概要
1981年に結成されたアメリカのカリフォリニア州出身のヘヴィメタルバンド。
同時期に結成されたMETALLICA、MEGADETH、ANTHRAXと並んでBIG4と称される。
他の3バンドがスラッシュメタルから音楽性を変える中、今もスラッシュメタルを貫いている。
他のスラッシュメタルバンドよりも、ひたすらアグレッシブな作風が特徴的で、歌詞のテーマも、殺人、虐殺、死、サタニズム、自殺、精神病など、猟奇的で暴力的な内容が多く、教育委員会やPTAの批判にさらされることも少なくない。
その代表例として、1986年リリースの『レイン・イン・ブラッド』収録の『エンジェル・オブ・デス』は、発売当時、歌詞の内容を巡り、大きな論争を呼んだ。この楽曲は、アウシュヴィッツでのヨーゼフ・メンゲレによる人体実験がモチーフであり、結果的に、アメリカ国内のユダヤ人組織やホロコーストの生存者の逆鱗に触れてしまったのがきっかけであった。このため、彼らを『反ユダヤ主義者』、『ネオナチ』、『レイシスト』などと誤解するものもいたという。

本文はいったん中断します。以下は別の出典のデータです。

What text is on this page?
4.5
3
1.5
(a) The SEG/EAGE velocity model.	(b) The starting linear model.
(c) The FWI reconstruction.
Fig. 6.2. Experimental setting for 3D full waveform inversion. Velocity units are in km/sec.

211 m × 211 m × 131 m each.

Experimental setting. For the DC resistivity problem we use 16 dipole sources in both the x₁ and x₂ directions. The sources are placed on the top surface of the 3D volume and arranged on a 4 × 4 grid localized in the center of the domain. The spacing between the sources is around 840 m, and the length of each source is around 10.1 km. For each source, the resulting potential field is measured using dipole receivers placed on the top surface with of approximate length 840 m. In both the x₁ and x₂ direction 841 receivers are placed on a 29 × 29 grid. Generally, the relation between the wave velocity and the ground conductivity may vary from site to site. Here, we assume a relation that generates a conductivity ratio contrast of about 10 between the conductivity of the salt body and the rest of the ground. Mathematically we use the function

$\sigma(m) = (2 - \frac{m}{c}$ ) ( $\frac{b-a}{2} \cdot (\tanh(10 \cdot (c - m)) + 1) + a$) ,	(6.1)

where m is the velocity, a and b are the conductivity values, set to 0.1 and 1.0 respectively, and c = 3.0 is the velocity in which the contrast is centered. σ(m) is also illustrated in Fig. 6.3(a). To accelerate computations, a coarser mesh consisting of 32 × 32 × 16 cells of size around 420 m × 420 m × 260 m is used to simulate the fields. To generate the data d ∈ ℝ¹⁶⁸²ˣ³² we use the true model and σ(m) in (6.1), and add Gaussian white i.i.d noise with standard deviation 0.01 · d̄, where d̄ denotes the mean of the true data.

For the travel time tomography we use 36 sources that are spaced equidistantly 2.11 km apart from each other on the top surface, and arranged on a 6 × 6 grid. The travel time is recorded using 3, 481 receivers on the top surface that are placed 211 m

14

これらの経緯から、しばしば誤解されることの多いバンドでもあるが、トムは敬虔なカトリック教徒であり、無神論者のケリーも悪魔主義にも否定的な考えを持っている。また、先述の『エンジェル・オブ・デス』を手掛けたジェフも、インタビューでメンゲレを厳しく批判している。ちなみに、オリジナルメンバーのうち、2人はヒスパニックの血を受け継いでいる。
しかし、その世界観や作風は、デスメタルやブラックメタルなどに分類される数々のバンドにも多大な影響をもたらしている。
メンバー
トム・アラヤ (Vo, B) オリジナルメンバー。チリとの二重国籍者。吐き捨てるようなボーカルスタイルが特徴。
ケリー・キング (G) オリジナルメンバー。長いヒゲと上半身のタトゥーが特徴。
ポール・ボスタフ (Dr) デイヴほどではないが、複雑なリズムも奏でられる巧みな演奏力から、メンバーの評価を買い、オリジナルメンバーのデイヴの後任として加入。2013年6月より、彼の再脱退に伴い、再び加入することになった。
元メンバー
ジェフ・ハンネマン (G) オリジナルメンバー。先述の「エンジェル・オブ・デス」をはじめ数々のバンドの人気曲を手掛けていた。2011年に、クモに噛まれた傷が原因で壊死性筋膜炎を引き起こし、長らく休業していたが、2013年5月、アルコール中毒による肝不全で死去。享年49歳。
デイヴ・ロンバード (Dr) オリジナルメンバー。キューバ・ハバナ生まれ。激しいドラミングが特徴で、複雑なリズムも刻める凄さから、メタル界でも非常に高く評価されている。一時復帰していたが、2013年に再び脱退。
ジョン・デッティ (Dr) ポール・ボスタフが一時脱退した時に加入。ツアーのみの参加で、アルバムのレコーディングには参加していない。